I'll start by saying I've never done anything like this before, so bear with me while I try to get my jumbled thoughts in order. You still here?! OK here goes nothing: I have several passions in life two of which are cars and racing them (on a sanctioned track in a sanctioned event of course!), oh and road racing, not so much drag racing anymore. I mean why just drag in a straight line when you can do it from corner to corner, and throw in braking and steering and you've got yourself a road race (hopefully with big elevation changes too). In everyday life I drive a 2006 Subaru WRX STI, a cool little Japanese Rally Car, All Wheel Drive with 6 speeds, Brembo brakes and adjustable torque split through the center diff, all-in-all a pretty cool little car that is very capable of going from A to B in all weather conditions as quick as you dare. And sometimes I dare a little too much. I spent a winter teaching ice driving techniques at the Bridgestone Winter Driving School in Steamboat Springs, CO, so I really enjoy hauling in the ice and snow and occasionally off road in my little rally car. But as far as racing cars go my real passion is formula cars or open-wheelers, more on that later.
Oh and that picture is 20 lbs ago, I quit Dr Pepper after a long torturous struggle just three weeks ago and have lost, well, 20 lbs, with 30 more to go. I apologize for digressing but it's my first Blog and I'll jump around as things come to me so dear reader, stay with me.
There is something else I want to talk about and that is my lifelong struggle with the Lord, you know God, Yahweh the eternal, the great I Am. You see God put a call on me to preach his Word and quite frankly I ran so fast and so far you'd think my hair would have caught on fire. I didn't want to be a preacher, didn't want all of that responsibility and hard soul wrenching work for my life, I had it made, a family business just waiting to grow and take off and make me happily rich (I promised God that I would tithe more then 10%, heck I'd even help out poor churches rebuild and give to all of the missionaries I could think of if he'd let me out of the whole preacher thing).
Big mistake, well the first of many, but quintessentially the big one. I'd like to tell you life has been a piece of cake these past 20 years but that would be a lie. I've broken my back twice, had 14 surgeries to 'repair' it and suffered more than enough. Now I'm not saying these events are a direct result of me not heeding the call but I've had plenty of time to think about it and wonder ...

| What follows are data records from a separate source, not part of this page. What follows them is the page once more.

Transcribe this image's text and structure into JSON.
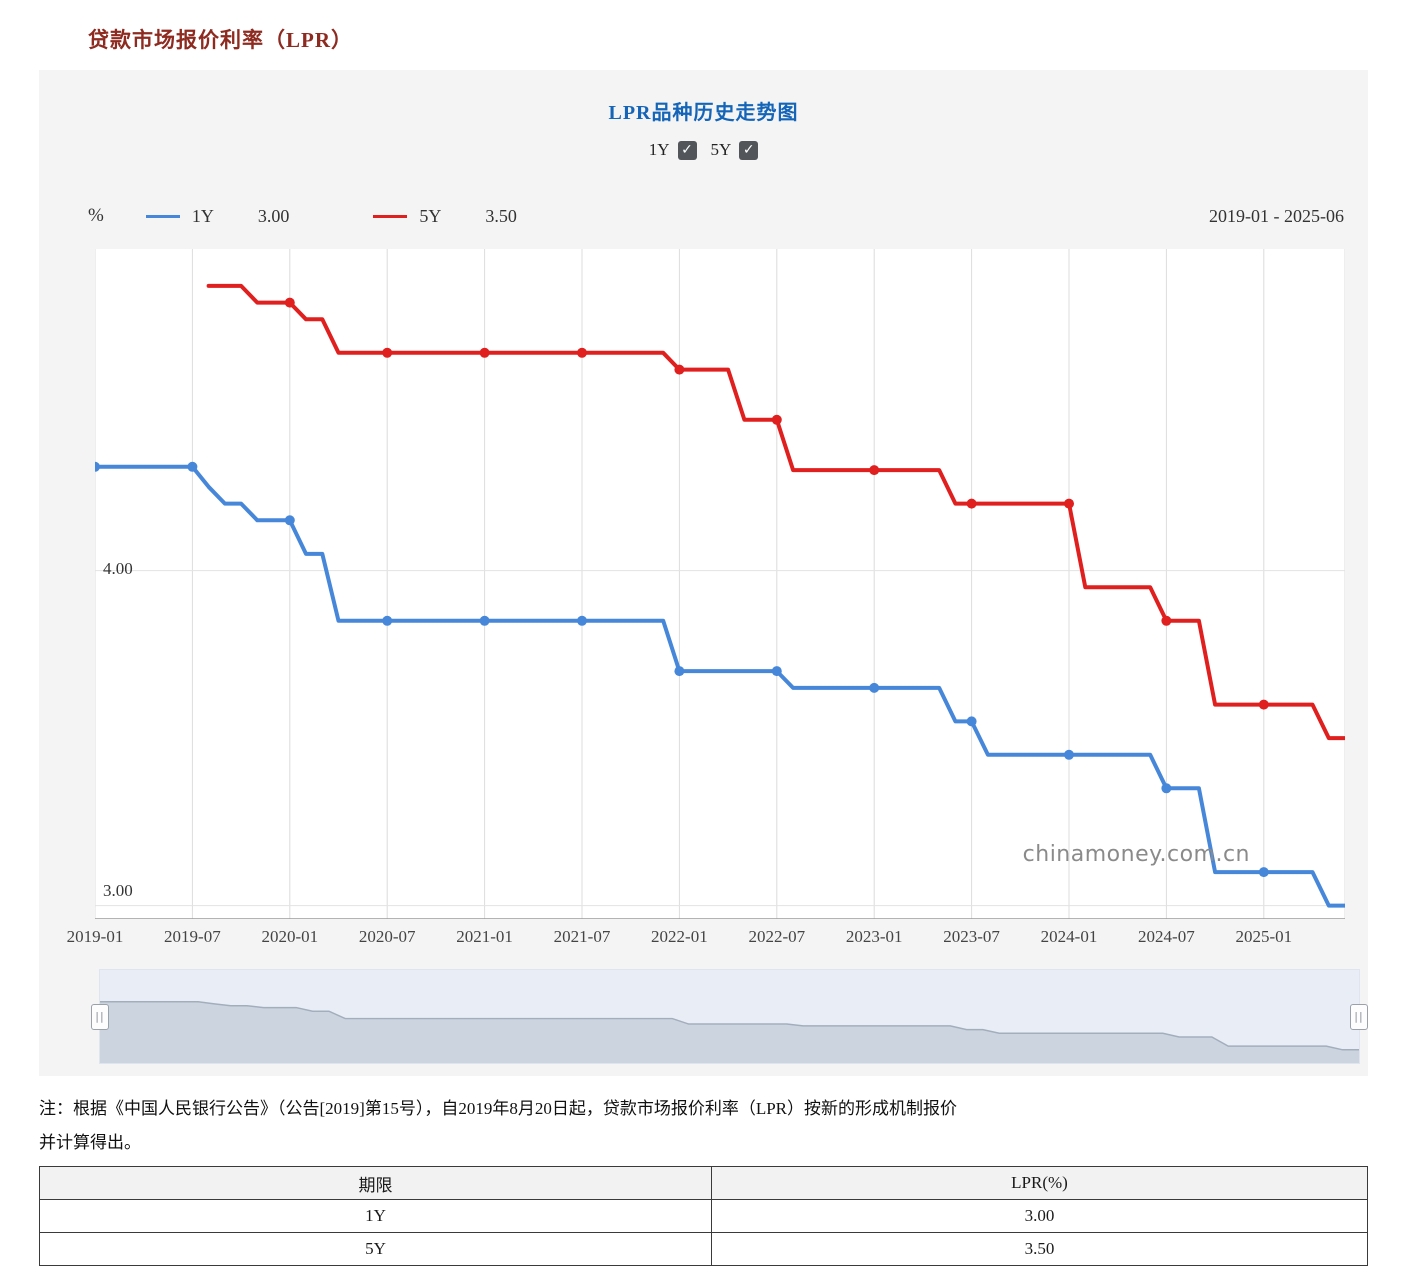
{
  "page": {
    "title": "贷款市场报价利率（LPR）"
  },
  "chart": {
    "title": "LPR品种历史走势图",
    "controls": [
      {
        "label": "1Y",
        "checked": true,
        "check_glyph": "✓"
      },
      {
        "label": "5Y",
        "checked": true,
        "check_glyph": "✓"
      }
    ],
    "unit_label": "%",
    "legend": [
      {
        "name": "1Y",
        "value": "3.00",
        "color": "#4687d9"
      },
      {
        "name": "5Y",
        "value": "3.50",
        "color": "#e01f1f"
      }
    ],
    "date_range": "2019-01 - 2025-06",
    "watermark": "chinamoney.com.cn",
    "slider_handle_glyph": "||"
  },
  "chart_data": {
    "type": "line",
    "title": "LPR品种历史走势图",
    "x_start": "2019-01",
    "x_end": "2025-06",
    "x_tick_labels": [
      "2019-01",
      "2019-07",
      "2020-01",
      "2020-07",
      "2021-01",
      "2021-07",
      "2022-01",
      "2022-07",
      "2023-01",
      "2023-07",
      "2024-01",
      "2024-07",
      "2025-01"
    ],
    "y_tick_labels": [
      "4.00",
      "3.00"
    ],
    "y_ticks": [
      4.0,
      3.0
    ],
    "y_min": 2.96,
    "y_max": 4.96,
    "ylabel": "%",
    "marker_interval_months": 6,
    "grid": true,
    "legend_position": "top-left",
    "series": [
      {
        "name": "1Y",
        "color": "#4687d9",
        "latest": "3.00",
        "values": [
          4.31,
          4.31,
          4.31,
          4.31,
          4.31,
          4.31,
          4.31,
          4.25,
          4.2,
          4.2,
          4.15,
          4.15,
          4.15,
          4.05,
          4.05,
          3.85,
          3.85,
          3.85,
          3.85,
          3.85,
          3.85,
          3.85,
          3.85,
          3.85,
          3.85,
          3.85,
          3.85,
          3.85,
          3.85,
          3.85,
          3.85,
          3.85,
          3.85,
          3.85,
          3.85,
          3.85,
          3.7,
          3.7,
          3.7,
          3.7,
          3.7,
          3.7,
          3.7,
          3.65,
          3.65,
          3.65,
          3.65,
          3.65,
          3.65,
          3.65,
          3.65,
          3.65,
          3.65,
          3.55,
          3.55,
          3.45,
          3.45,
          3.45,
          3.45,
          3.45,
          3.45,
          3.45,
          3.45,
          3.45,
          3.45,
          3.45,
          3.35,
          3.35,
          3.35,
          3.1,
          3.1,
          3.1,
          3.1,
          3.1,
          3.1,
          3.1,
          3.0,
          3.0
        ]
      },
      {
        "name": "5Y",
        "color": "#e01f1f",
        "latest": "3.50",
        "values": [
          null,
          null,
          null,
          null,
          null,
          null,
          null,
          4.85,
          4.85,
          4.85,
          4.8,
          4.8,
          4.8,
          4.75,
          4.75,
          4.65,
          4.65,
          4.65,
          4.65,
          4.65,
          4.65,
          4.65,
          4.65,
          4.65,
          4.65,
          4.65,
          4.65,
          4.65,
          4.65,
          4.65,
          4.65,
          4.65,
          4.65,
          4.65,
          4.65,
          4.65,
          4.6,
          4.6,
          4.6,
          4.6,
          4.45,
          4.45,
          4.45,
          4.3,
          4.3,
          4.3,
          4.3,
          4.3,
          4.3,
          4.3,
          4.3,
          4.3,
          4.3,
          4.2,
          4.2,
          4.2,
          4.2,
          4.2,
          4.2,
          4.2,
          4.2,
          3.95,
          3.95,
          3.95,
          3.95,
          3.95,
          3.85,
          3.85,
          3.85,
          3.6,
          3.6,
          3.6,
          3.6,
          3.6,
          3.6,
          3.6,
          3.5,
          3.5
        ]
      }
    ]
  },
  "note": {
    "line1": "注：根据《中国人民银行公告》（公告[2019]第15号），自2019年8月20日起，贷款市场报价利率（LPR）按新的形成机制报价",
    "line2": "并计算得出。"
  },
  "table": {
    "headers": [
      "期限",
      "LPR(%)"
    ],
    "rows": [
      [
        "1Y",
        "3.00"
      ],
      [
        "5Y",
        "3.50"
      ]
    ]
  }
}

What I'm trying to get to is that tomorrow I take the first concrete steps towards that calling by starting an internship at my church, under the direct tutelage of my pastor, and I'm both excited and terrified. Excited because I'm starting down my true path and terrified, well because have you ever thought about the incredible responsibility, nay the absolute absurdity of a immoral mortal man speaking for God? I sure have and it scares the hell outta me, I don't know how guys do it sometimes, and yet the bible is clear that those of us who are called are obligated to do that very thing. The word must be preached and preached with authority, and right now I'm very much decidedly in my mind unsure whether I can do that at all, and at the same time I've never felt so excited about doing it! Sorry to be so obtuse but it's where I am and I just needed to get it out there so if you come across this first blog, be gentle and realize that like Jonah (who am I to compare myself to Jonah?) I am a reluctant albeit pastor.